Did worst part of our Benghazi failures come, not after the attacks, but BEFORE them?
Did the Obama administration and State Department deliberately pretend security could be safely reduced in our embassies and consulates, to craft an image of peace and success for the upcoming Nov. 2012 elections? Even as attacks against our facilities kept increasing over that spring and summer, and our personnel on the spot kept pleading for more reinforcements and security?
Did Obama basically trade four American lives in the consulate in Benghazi, Libya, for a bigger electoral margin in the Nov. elections?
Here was a good answer back then.....
On September 11, 2012, in the wake of the storming of the U.S. Embassy in Cairo and a wave of protests around the region against that absurd YouTube video, an attack in Benghazi killed Ambassador Chris Stevens and three other U.S. officials. American officials were surprised by the attack, shocked and horrified by the death of a close colleague, clearly confused about what exactly had happened, and a bit disorganized in their public statements. Reporters, politicians, and analysts have a number of serious important unanswered questions about the nature of the attack, security arrangements in Benghazi, the real role of al Qaeda, and the implications for possible future attacks.

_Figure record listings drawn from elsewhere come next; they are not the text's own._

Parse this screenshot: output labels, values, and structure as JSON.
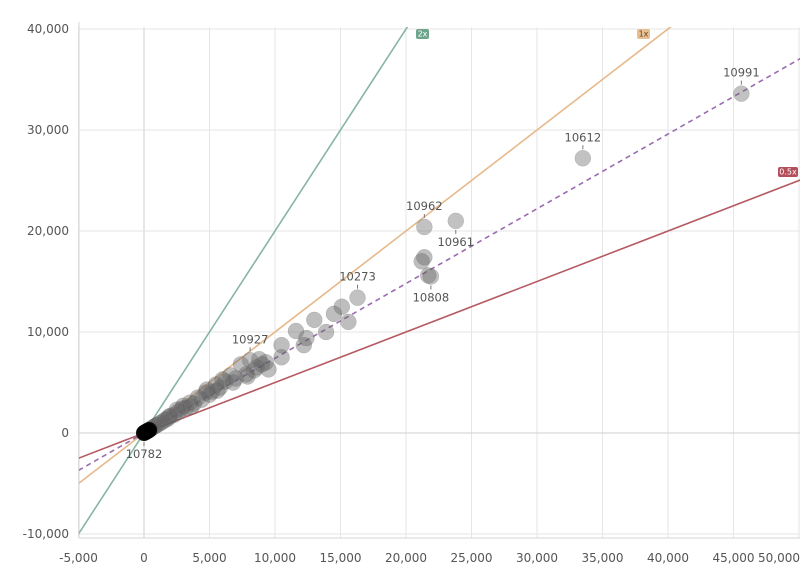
{
  "chart_data": {
    "type": "scatter",
    "title": "",
    "xlabel": "",
    "ylabel": "",
    "xlim": [
      -5000,
      50500
    ],
    "ylim": [
      -10000,
      40500
    ],
    "grid": true,
    "x_ticks": [
      {
        "value": -5000,
        "label": "-5,000"
      },
      {
        "value": 0,
        "label": "0"
      },
      {
        "value": 5000,
        "label": "5,000"
      },
      {
        "value": 10000,
        "label": "10,000"
      },
      {
        "value": 15000,
        "label": "15,000"
      },
      {
        "value": 20000,
        "label": "20,000"
      },
      {
        "value": 25000,
        "label": "25,000"
      },
      {
        "value": 30000,
        "label": "30,000"
      },
      {
        "value": 35000,
        "label": "35,000"
      },
      {
        "value": 40000,
        "label": "40,000"
      },
      {
        "value": 45000,
        "label": "45,000"
      },
      {
        "value": 50000,
        "label": "50,000"
      }
    ],
    "y_ticks": [
      {
        "value": -10000,
        "label": "-10,000"
      },
      {
        "value": 0,
        "label": "0"
      },
      {
        "value": 10000,
        "label": "10,000"
      },
      {
        "value": 20000,
        "label": "20,000"
      },
      {
        "value": 30000,
        "label": "30,000"
      },
      {
        "value": 40000,
        "label": "40,000"
      }
    ],
    "reference_lines": [
      {
        "label": "2x",
        "slope": 2,
        "color": "#86b6a0",
        "badge_color": "#6da58c"
      },
      {
        "label": "1x",
        "slope": 1,
        "color": "#e6b98a",
        "badge_color": "#e8bf90"
      },
      {
        "label": "0.5x",
        "slope": 0.5,
        "color": "#b65a62",
        "badge_color": "#b34f5c"
      }
    ],
    "trend_line": {
      "slope": 0.74,
      "intercept": 0,
      "color": "#9b6bb0",
      "dashed": true
    },
    "labeled_points": [
      {
        "id": "10991",
        "x": 45600,
        "y": 33600
      },
      {
        "id": "10612",
        "x": 33500,
        "y": 27200
      },
      {
        "id": "10962",
        "x": 21400,
        "y": 20400
      },
      {
        "id": "10961",
        "x": 23800,
        "y": 21000
      },
      {
        "id": "10273",
        "x": 16300,
        "y": 13400
      },
      {
        "id": "10808",
        "x": 21900,
        "y": 15500
      },
      {
        "id": "10927",
        "x": 8100,
        "y": 7200
      },
      {
        "id": "10782",
        "x": 0,
        "y": 0
      }
    ],
    "points": [
      [
        21200,
        17000
      ],
      [
        21400,
        17400
      ],
      [
        21700,
        15600
      ],
      [
        15600,
        11000
      ],
      [
        15100,
        12500
      ],
      [
        14500,
        11800
      ],
      [
        13000,
        11200
      ],
      [
        12400,
        9400
      ],
      [
        12200,
        8700
      ],
      [
        11600,
        10100
      ],
      [
        10500,
        8700
      ],
      [
        13900,
        10000
      ],
      [
        10500,
        7500
      ],
      [
        9500,
        6300
      ],
      [
        9000,
        6800
      ],
      [
        8800,
        7300
      ],
      [
        8400,
        6200
      ],
      [
        7800,
        5800
      ],
      [
        7400,
        6800
      ],
      [
        7000,
        5400
      ],
      [
        6600,
        5700
      ],
      [
        6200,
        5100
      ],
      [
        5800,
        4500
      ],
      [
        5500,
        4800
      ],
      [
        5200,
        4100
      ],
      [
        5000,
        3800
      ],
      [
        4700,
        4000
      ],
      [
        4400,
        3300
      ],
      [
        4100,
        3500
      ],
      [
        3800,
        2900
      ],
      [
        3500,
        3000
      ],
      [
        3200,
        2500
      ],
      [
        2900,
        2400
      ],
      [
        2600,
        2100
      ],
      [
        2300,
        1800
      ],
      [
        2000,
        1700
      ],
      [
        1800,
        1400
      ],
      [
        1600,
        1300
      ],
      [
        1400,
        1100
      ],
      [
        1200,
        950
      ],
      [
        1000,
        800
      ],
      [
        850,
        700
      ],
      [
        700,
        560
      ],
      [
        550,
        440
      ],
      [
        420,
        330
      ],
      [
        300,
        240
      ],
      [
        200,
        160
      ],
      [
        120,
        100
      ],
      [
        60,
        50
      ],
      [
        7900,
        5600
      ],
      [
        8600,
        6500
      ],
      [
        9300,
        7000
      ],
      [
        6800,
        5000
      ],
      [
        6000,
        5300
      ],
      [
        3000,
        2700
      ],
      [
        2500,
        2300
      ],
      [
        4800,
        4300
      ],
      [
        5600,
        4200
      ],
      [
        3600,
        2600
      ],
      [
        1900,
        1600
      ]
    ]
  }
}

They might also be asking questions about why the protests so quickly fizzled and why so many Arab governments and political activists denounced the attacks and their perpetrators.
But that's not the debate we're having. Instead, in what passes for foreign policy debate six weeks before a presidential election, Republicans are focused on selectively parsing words to concoct a fantasy of the greatest scandal in American history -- worse than Watergate! As dangerous as the failure to connect dots before 9/11! Grounds for impeachment! The political calculations here are almost painfully transparent, as the Romney campaign desperately flails about for a way to attack Obama on foreign policy and change the subject to anything which doesn't include the phrase "47 percent."